Challenge 2: Personalized code generation and Inverse Scaling
LLMs are great at suggesting the most acceptable solutions because that solution was more frequently observed in the training dataset. But sometimes, the most acceptable solution may not be the correct solution. For example, in a world where APIs keep getting depreciated regularly, LLMs are at a natural disadvantage because they have been trained more on the depreciated APIs than the latest APIs. See the following screenshot where GPT-4o was asked for a simple script to determine the row height of a string with newlines in PIL (an image library in Python):
Challenge 3: The Last Mile Problem
Around mid-2023, we started seeing some of the cool demos of agents who can do end-to-end development. The Supercoder from SuperAGI and GPT-Engineer were some of the early players in this area. However, most of these projects were trying to create a new application from scratch. In other words, they were solving for the first mile. Creating a new application looks cooler than making incremental changes, but the latter is the more frequent use case and hence it has a larger market size. These projects were aimed at creating from scratch because it is an easier use case, as the LLMs are free to choose their own stack and design paradigms. However, in 2024, we are seeing startups that are more focused on making changes/additions to existing applications. The reason this is happening so late is that it was simply not possible for LLMs to understand a huge codebase and build on top of it. But today, we have smart models with large enough context lengths, and we also have techniques like RAG and repository maps to aid in code generation in existing projects. But all of the above still doesn’t guarantee that the incremental changes made to the codebase will work on the first try. An interesting idea (reiterated by Andrej Karpathy here) is around the concept of flow engineering, which goes past single-prompt or chain-of-thought prompt and focuses on the iterative generation and testing of code.
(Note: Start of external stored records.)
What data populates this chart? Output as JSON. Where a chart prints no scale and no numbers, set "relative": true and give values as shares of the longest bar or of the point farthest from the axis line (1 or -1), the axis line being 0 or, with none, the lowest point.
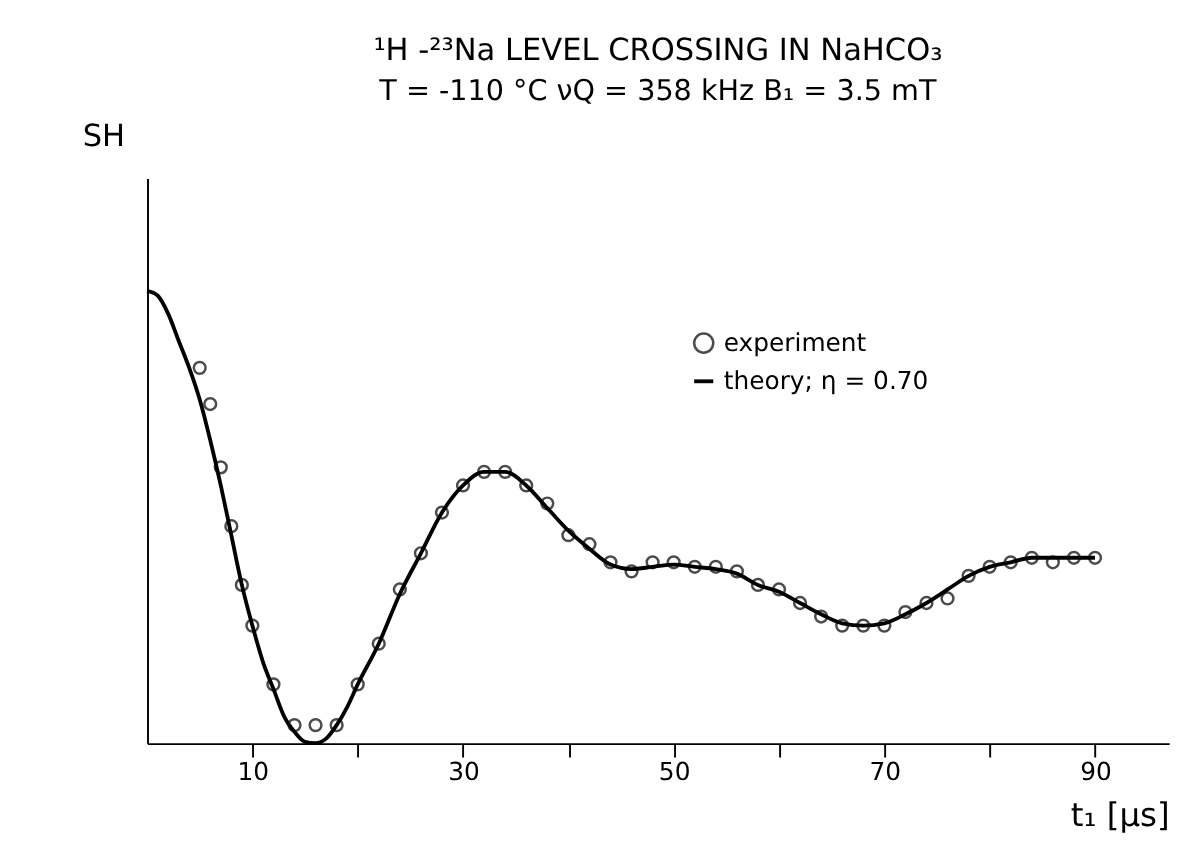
{
  "chart_data": {
    "type": "scatter",
    "title": "¹H -²³Na  LEVEL  CROSSING  IN  NaHCO₃",
    "subtitle": "T = -110 °C   νQ = 358 kHz   B₁ = 3.5 mT",
    "xlabel": "t₁  [μs]",
    "ylabel": "SH",
    "relative": true,
    "xlim": [
      0,
      97
    ],
    "xticks": [
      10,
      {
        "value": 20,
        "label": null
      },
      30,
      {
        "value": 40,
        "label": null
      },
      50,
      {
        "value": 60,
        "label": null
      },
      70,
      {
        "value": 80,
        "label": null
      },
      90
    ],
    "grid": false,
    "legend": "top right",
    "tick_labels": "x",
    "series": [
      {
        "name": "experiment",
        "marker": "circle",
        "color": "#000000",
        "x": [
          5,
          6,
          7,
          8,
          9,
          10,
          12,
          14,
          16,
          18,
          20,
          22,
          24,
          26,
          28,
          30,
          32,
          34,
          36,
          38,
          40,
          42,
          44,
          46,
          48,
          50,
          52,
          54,
          56,
          58,
          60,
          62,
          64,
          66,
          68,
          70,
          72,
          74,
          76,
          78,
          80,
          82,
          84,
          86,
          88,
          90
        ],
        "values": [
          0.83,
          0.75,
          0.61,
          0.48,
          0.35,
          0.26,
          0.13,
          0.04,
          0.04,
          0.04,
          0.13,
          0.22,
          0.34,
          0.42,
          0.51,
          0.57,
          0.6,
          0.6,
          0.57,
          0.53,
          0.46,
          0.44,
          0.4,
          0.38,
          0.4,
          0.4,
          0.39,
          0.39,
          0.38,
          0.35,
          0.34,
          0.31,
          0.28,
          0.26,
          0.26,
          0.26,
          0.29,
          0.31,
          0.32,
          0.37,
          0.39,
          0.4,
          0.41,
          0.4,
          0.41,
          0.41
        ]
      },
      {
        "name": "theory; η = 0.70",
        "type": "line",
        "line_style": "solid",
        "color": "#000000",
        "x": [
          0,
          1,
          2,
          3,
          4,
          5,
          6,
          7,
          8,
          9,
          10,
          11,
          12,
          13,
          14,
          15,
          16,
          17,
          18,
          19,
          20,
          22,
          24,
          26,
          28,
          30,
          32,
          34,
          36,
          38,
          40,
          42,
          44,
          46,
          48,
          50,
          52,
          54,
          56,
          58,
          60,
          62,
          64,
          66,
          68,
          70,
          72,
          74,
          76,
          78,
          80,
          82,
          84,
          86,
          88,
          90
        ],
        "values": [
          1.0,
          0.99,
          0.95,
          0.89,
          0.83,
          0.76,
          0.67,
          0.57,
          0.46,
          0.35,
          0.26,
          0.18,
          0.12,
          0.06,
          0.025,
          0.003,
          0.0,
          0.01,
          0.04,
          0.08,
          0.13,
          0.22,
          0.33,
          0.42,
          0.51,
          0.57,
          0.6,
          0.6,
          0.57,
          0.52,
          0.47,
          0.43,
          0.395,
          0.385,
          0.39,
          0.395,
          0.39,
          0.385,
          0.375,
          0.35,
          0.335,
          0.31,
          0.285,
          0.265,
          0.26,
          0.265,
          0.285,
          0.31,
          0.34,
          0.37,
          0.39,
          0.4,
          0.41,
          0.41,
          0.41,
          0.41
        ]
      }
    ]
  }
}
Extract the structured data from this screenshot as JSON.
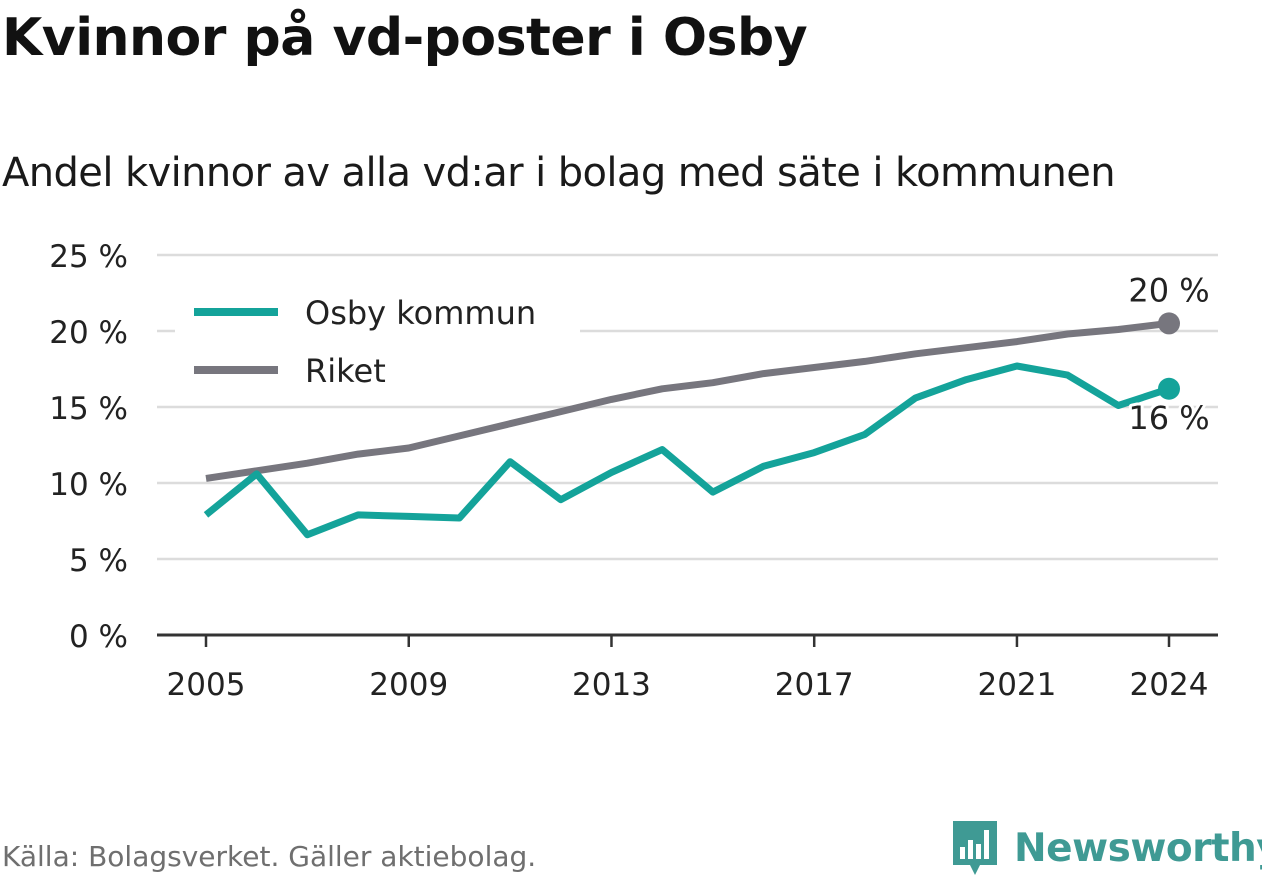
{
  "header": {
    "title": "Kvinnor på vd-poster i Osby",
    "subtitle": "Andel kvinnor av alla vd:ar i bolag med säte i kommunen"
  },
  "footer": {
    "source": "Källa: Bolagsverket. Gäller aktiebolag.",
    "brand": "Newsworthy",
    "brand_color": "#3f9a94"
  },
  "colors": {
    "osby": "#14a39a",
    "riket": "#77767e",
    "grid": "#dcdcdc",
    "axis": "#333333",
    "text": "#222222"
  },
  "chart_data": {
    "type": "line",
    "title": "Kvinnor på vd-poster i Osby",
    "subtitle": "Andel kvinnor av alla vd:ar i bolag med säte i kommunen",
    "x": [
      2005,
      2006,
      2007,
      2008,
      2009,
      2010,
      2011,
      2012,
      2013,
      2014,
      2015,
      2016,
      2017,
      2018,
      2019,
      2020,
      2021,
      2022,
      2023,
      2024
    ],
    "series": [
      {
        "name": "Osby kommun",
        "color": "#14a39a",
        "values": [
          7.9,
          10.6,
          6.6,
          7.9,
          7.8,
          7.7,
          11.4,
          8.9,
          10.7,
          12.2,
          9.4,
          11.1,
          12.0,
          13.2,
          15.6,
          16.8,
          17.7,
          17.1,
          15.1,
          16.2
        ],
        "end_label": "16 %"
      },
      {
        "name": "Riket",
        "color": "#77767e",
        "values": [
          10.3,
          10.8,
          11.3,
          11.9,
          12.3,
          13.1,
          13.9,
          14.7,
          15.5,
          16.2,
          16.6,
          17.2,
          17.6,
          18.0,
          18.5,
          18.9,
          19.3,
          19.8,
          20.1,
          20.5
        ],
        "end_label": "20 %"
      }
    ],
    "x_ticks": [
      2005,
      2009,
      2013,
      2017,
      2021,
      2024
    ],
    "x_tick_labels": [
      "2005",
      "2009",
      "2013",
      "2017",
      "2021",
      "2024"
    ],
    "y_ticks": [
      0,
      5,
      10,
      15,
      20,
      25
    ],
    "y_tick_labels": [
      "0 %",
      "5 %",
      "10 %",
      "15 %",
      "20 %",
      "25 %"
    ],
    "ylim": [
      0,
      25
    ],
    "xlim": [
      2004,
      2025
    ],
    "grid": true,
    "legend": "top-left",
    "xlabel": "",
    "ylabel": ""
  }
}
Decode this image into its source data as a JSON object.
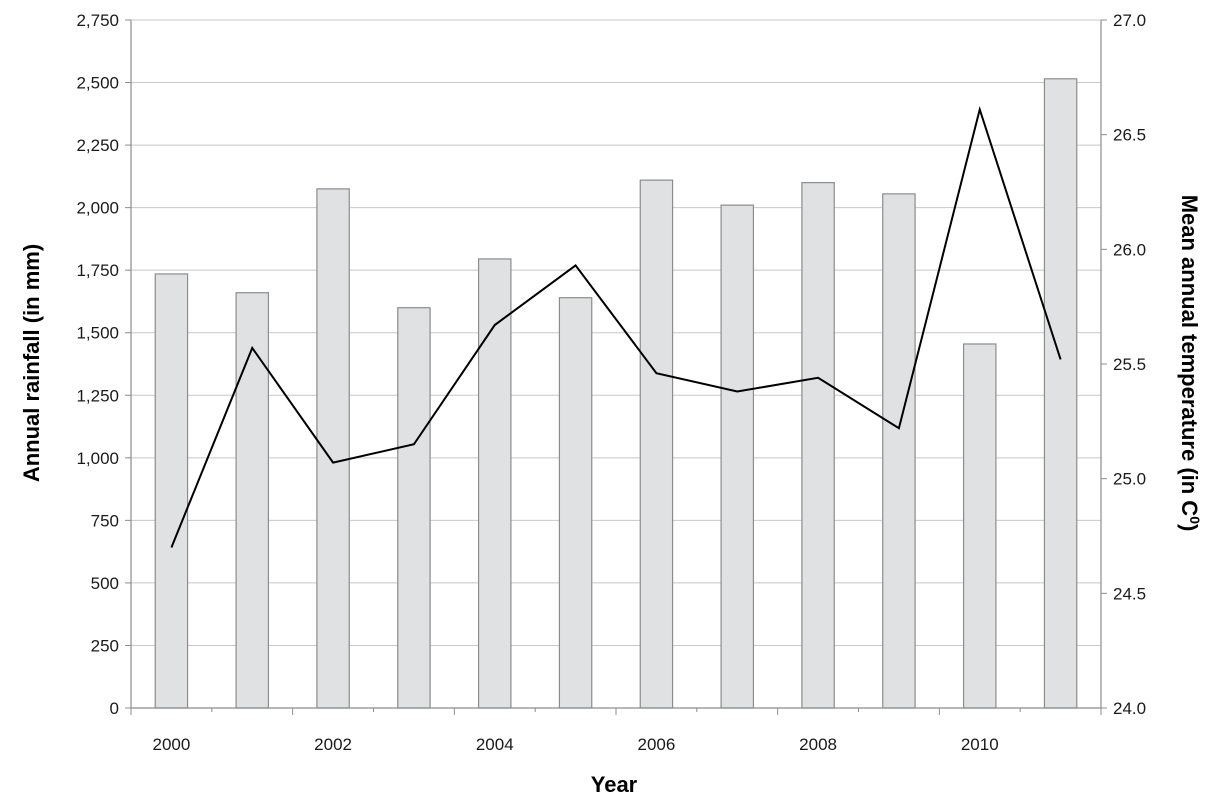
{
  "chart_data": {
    "type": "bar",
    "title": "",
    "xlabel": "Year",
    "ylabel": "Annual rainfall (in mm)",
    "y2label": "Mean annual temperature (in C",
    "y2label_sup": "0",
    "y2label_close": ")",
    "ylim": [
      0,
      2750
    ],
    "yticks": [
      "0",
      "250",
      "500",
      "750",
      "1,000",
      "1,250",
      "1,500",
      "1,750",
      "2,000",
      "2,250",
      "2,500",
      "2,750"
    ],
    "yticks_values": [
      0,
      250,
      500,
      750,
      1000,
      1250,
      1500,
      1750,
      2000,
      2250,
      2500,
      2750
    ],
    "y2lim": [
      24.0,
      27.0
    ],
    "y2ticks": [
      "24.0",
      "24.5",
      "25.0",
      "25.5",
      "26.0",
      "26.5",
      "27.0"
    ],
    "y2ticks_values": [
      24.0,
      24.5,
      25.0,
      25.5,
      26.0,
      26.5,
      27.0
    ],
    "categories": [
      "2000",
      "2001",
      "2002",
      "2003",
      "2004",
      "2005",
      "2006",
      "2007",
      "2008",
      "2009",
      "2010",
      "2011"
    ],
    "xticks_shown": [
      "2000",
      "2002",
      "2004",
      "2006",
      "2008",
      "2010"
    ],
    "grid": true,
    "legend": "none",
    "series": [
      {
        "type": "bar",
        "axis": "left",
        "color": "#e0e1e3",
        "edge_color": "#8c8c8c",
        "values": [
          1735,
          1660,
          2075,
          1600,
          1795,
          1640,
          2110,
          2010,
          2100,
          2055,
          1455,
          2515
        ]
      },
      {
        "type": "line",
        "axis": "right",
        "color": "#000000",
        "values": [
          24.7,
          25.57,
          25.07,
          25.15,
          25.67,
          25.93,
          25.46,
          25.38,
          25.44,
          25.22,
          26.61,
          25.52
        ]
      }
    ]
  }
}
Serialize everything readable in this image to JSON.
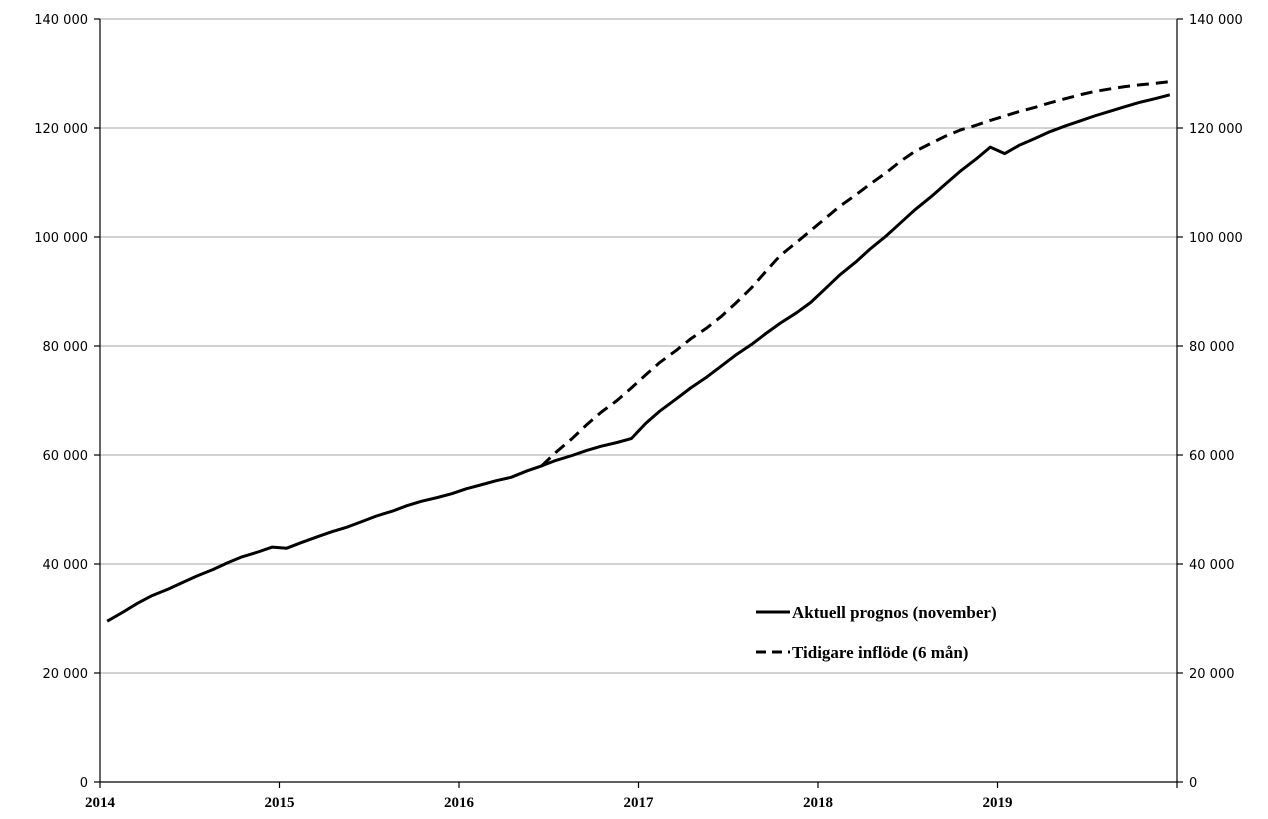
{
  "chart_data": {
    "type": "line",
    "title": "",
    "xlabel": "",
    "ylabel": "",
    "ylim": [
      0,
      140000
    ],
    "y_ticks": [
      0,
      20000,
      40000,
      60000,
      80000,
      100000,
      120000,
      140000
    ],
    "y_tick_labels": [
      "0",
      "20 000",
      "40 000",
      "60 000",
      "80 000",
      "100 000",
      "120 000",
      "140 000"
    ],
    "secondary_y_axis": true,
    "x_tick_labels": [
      "2014",
      "2015",
      "2016",
      "2017",
      "2018",
      "2019"
    ],
    "x_tick_values": [
      2014,
      2015,
      2016,
      2017,
      2018,
      2019
    ],
    "xlim": [
      2014,
      2020
    ],
    "grid": "horizontal",
    "legend_position": "lower-right",
    "series": [
      {
        "name": "Aktuell prognos (november)",
        "style": "solid",
        "color": "#000000",
        "points": [
          [
            2014.04,
            29500
          ],
          [
            2014.12,
            31000
          ],
          [
            2014.21,
            32800
          ],
          [
            2014.29,
            34200
          ],
          [
            2014.38,
            35400
          ],
          [
            2014.46,
            36600
          ],
          [
            2014.54,
            37800
          ],
          [
            2014.63,
            39000
          ],
          [
            2014.71,
            40200
          ],
          [
            2014.79,
            41300
          ],
          [
            2014.88,
            42200
          ],
          [
            2014.96,
            43100
          ],
          [
            2015.04,
            42900
          ],
          [
            2015.12,
            43900
          ],
          [
            2015.21,
            45000
          ],
          [
            2015.29,
            45900
          ],
          [
            2015.38,
            46800
          ],
          [
            2015.46,
            47800
          ],
          [
            2015.54,
            48800
          ],
          [
            2015.63,
            49700
          ],
          [
            2015.71,
            50700
          ],
          [
            2015.79,
            51500
          ],
          [
            2015.88,
            52200
          ],
          [
            2015.96,
            52900
          ],
          [
            2016.04,
            53800
          ],
          [
            2016.12,
            54500
          ],
          [
            2016.21,
            55300
          ],
          [
            2016.29,
            55900
          ],
          [
            2016.38,
            57100
          ],
          [
            2016.46,
            58000
          ],
          [
            2016.54,
            59000
          ],
          [
            2016.63,
            59900
          ],
          [
            2016.71,
            60800
          ],
          [
            2016.79,
            61600
          ],
          [
            2016.88,
            62300
          ],
          [
            2016.96,
            63000
          ],
          [
            2017.04,
            65800
          ],
          [
            2017.12,
            68100
          ],
          [
            2017.21,
            70300
          ],
          [
            2017.29,
            72300
          ],
          [
            2017.38,
            74300
          ],
          [
            2017.46,
            76300
          ],
          [
            2017.54,
            78300
          ],
          [
            2017.63,
            80300
          ],
          [
            2017.71,
            82300
          ],
          [
            2017.79,
            84200
          ],
          [
            2017.88,
            86100
          ],
          [
            2017.96,
            88000
          ],
          [
            2018.04,
            90500
          ],
          [
            2018.12,
            93000
          ],
          [
            2018.21,
            95400
          ],
          [
            2018.29,
            97800
          ],
          [
            2018.38,
            100200
          ],
          [
            2018.46,
            102600
          ],
          [
            2018.54,
            105000
          ],
          [
            2018.63,
            107400
          ],
          [
            2018.71,
            109700
          ],
          [
            2018.79,
            112000
          ],
          [
            2018.88,
            114300
          ],
          [
            2018.96,
            116500
          ],
          [
            2019.04,
            115300
          ],
          [
            2019.12,
            116800
          ],
          [
            2019.21,
            118100
          ],
          [
            2019.29,
            119300
          ],
          [
            2019.38,
            120400
          ],
          [
            2019.46,
            121300
          ],
          [
            2019.54,
            122200
          ],
          [
            2019.63,
            123100
          ],
          [
            2019.71,
            123900
          ],
          [
            2019.79,
            124700
          ],
          [
            2019.88,
            125400
          ],
          [
            2019.96,
            126100
          ]
        ]
      },
      {
        "name": "Tidigare inflöde (6 mån)",
        "style": "dashed",
        "color": "#000000",
        "points": [
          [
            2016.46,
            58000
          ],
          [
            2016.54,
            60500
          ],
          [
            2016.63,
            63000
          ],
          [
            2016.71,
            65500
          ],
          [
            2016.79,
            67800
          ],
          [
            2016.88,
            70000
          ],
          [
            2016.96,
            72300
          ],
          [
            2017.04,
            74700
          ],
          [
            2017.12,
            77000
          ],
          [
            2017.21,
            79200
          ],
          [
            2017.29,
            81300
          ],
          [
            2017.38,
            83300
          ],
          [
            2017.46,
            85400
          ],
          [
            2017.54,
            87800
          ],
          [
            2017.63,
            90700
          ],
          [
            2017.71,
            93700
          ],
          [
            2017.79,
            96600
          ],
          [
            2017.88,
            99000
          ],
          [
            2017.96,
            101200
          ],
          [
            2018.04,
            103400
          ],
          [
            2018.12,
            105600
          ],
          [
            2018.21,
            107700
          ],
          [
            2018.29,
            109700
          ],
          [
            2018.38,
            111800
          ],
          [
            2018.46,
            113900
          ],
          [
            2018.54,
            115700
          ],
          [
            2018.63,
            117200
          ],
          [
            2018.71,
            118500
          ],
          [
            2018.79,
            119600
          ],
          [
            2018.88,
            120500
          ],
          [
            2018.96,
            121400
          ],
          [
            2019.04,
            122200
          ],
          [
            2019.12,
            123000
          ],
          [
            2019.21,
            123800
          ],
          [
            2019.29,
            124600
          ],
          [
            2019.38,
            125400
          ],
          [
            2019.46,
            126100
          ],
          [
            2019.54,
            126700
          ],
          [
            2019.63,
            127200
          ],
          [
            2019.71,
            127600
          ],
          [
            2019.79,
            127900
          ],
          [
            2019.88,
            128200
          ],
          [
            2019.96,
            128500
          ]
        ]
      }
    ]
  }
}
Are agents the enduring solution to Autonomous Development? Or do we need code-specific models?
Theoretically, using a code-specific model makes sense, especially when we are trying to optimize for production-ready solutions which must have low latency. When the domain is limited, smaller models have always been able to match the performance of general models. The reason why very few players are going for this approach is two-fold:- Empirically, we have seen successful apps like Cursor and Devin which are built on top of generic GPT models, not code-specific models.
- Training a new model is a capital intensive task. The core question here is whether a new team can out-pace frontier model improvements. The base model space is moving so fast that if you do try to go deep on a code-specific model, you are at risk of a better base model coming into existence and leapfrogging you before your new model is done training.